The Nafas al Rachman or Breath of the Compassionate is both a pattern and a concept in Islamic sacred geometry and art. Composed of interlocking eight pointed stars and cross shapes that alternately expand and contract, the pattern visually conveys a sense of inhalation and exhalation and represents the process by which the Creator “breathes” out and manifests form. This act of creation is also an act of compassion for immaterial, spiritual forms that yearn to exist in the material universe and for the Creator himself, who, like the human artist, experiences pain at the suppression of creativity.
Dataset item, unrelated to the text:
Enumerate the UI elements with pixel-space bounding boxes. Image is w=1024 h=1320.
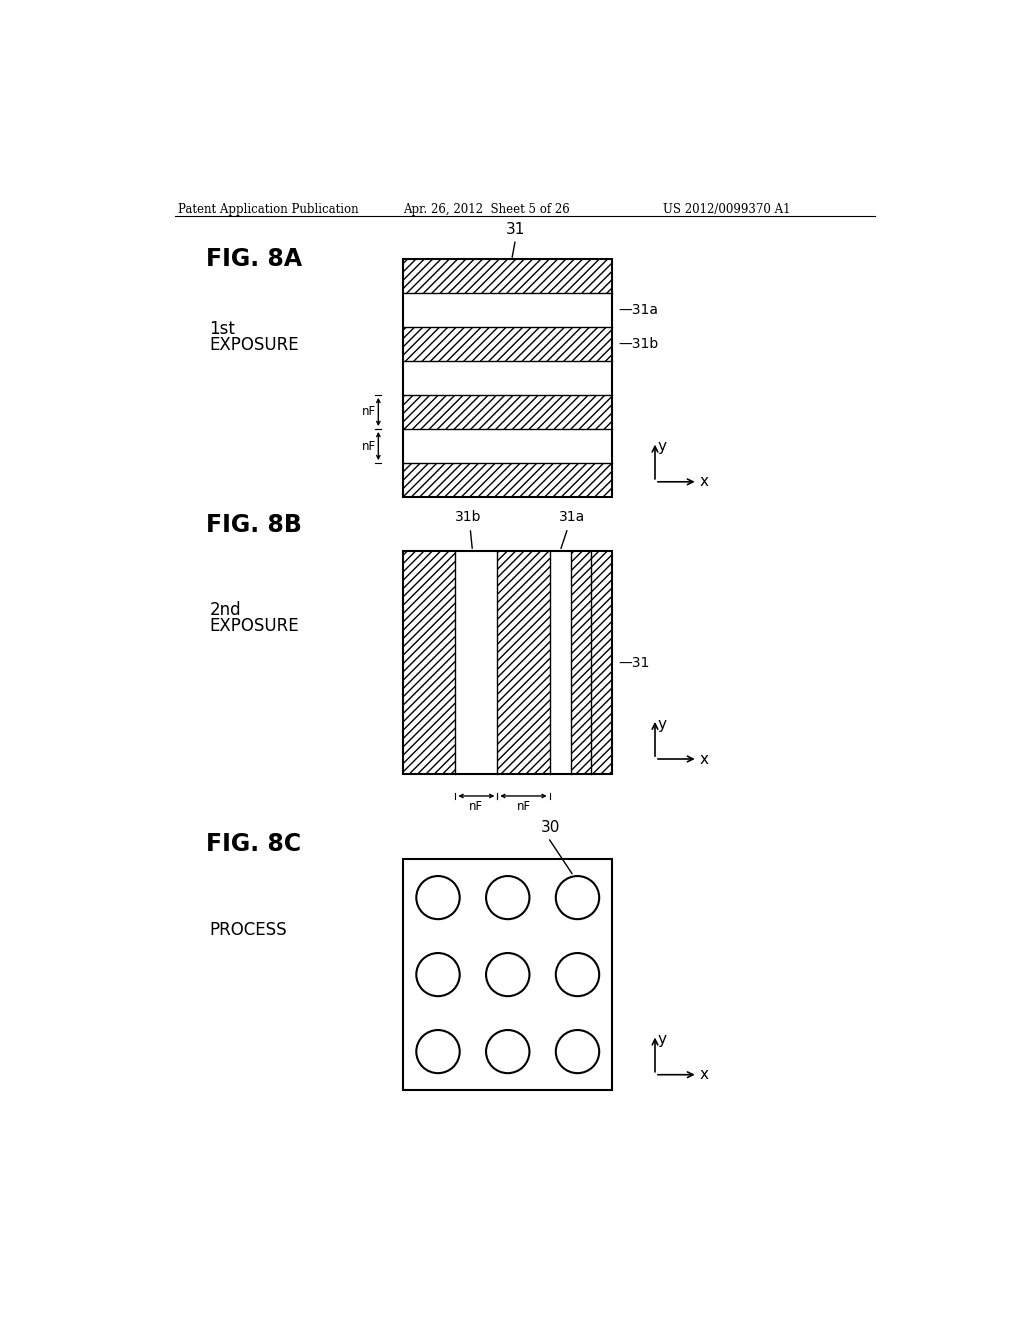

This pattern is a particularly apt subject and metaphor for artistic creation and experimentation. As Keith Crichton, a master of Islamic sacred geometry, observes, “Through the polar cycle of the divine breath the universe is periodically created, maintained, dissolved, and renewed … More than just an ornamental motif, the Breath of the Compassionate is a cosmological model symbolizing the interplay of polarities that manifest form.”
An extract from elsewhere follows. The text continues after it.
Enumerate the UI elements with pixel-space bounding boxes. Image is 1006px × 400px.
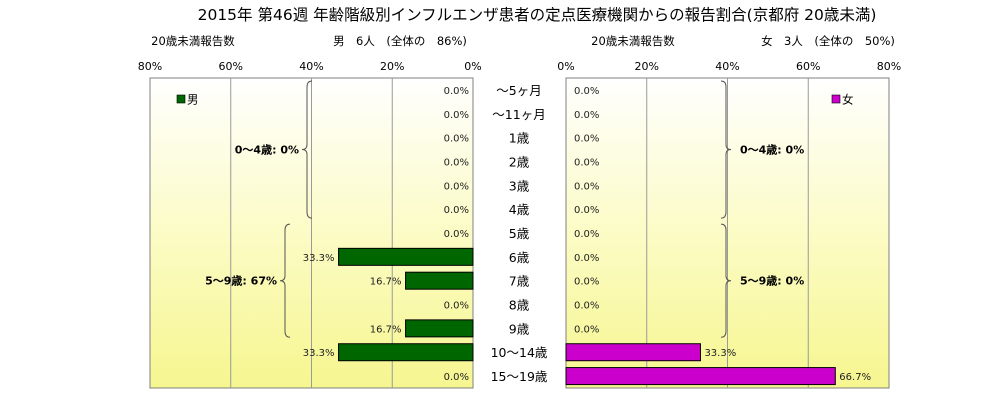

This sense of playful, yet reverent [re]cycling of creation is my conceptual starting point. After traditionally executing the pattern with compass and ruler on paper, I deviate from the “perfect” expression of the pattern by introducing deliberate errors to create new, imperfect variations. Many of these new patterns become the basis for paper designs that are output via laser cutter and screen printer, then hand-finished with pencil, ink and collage.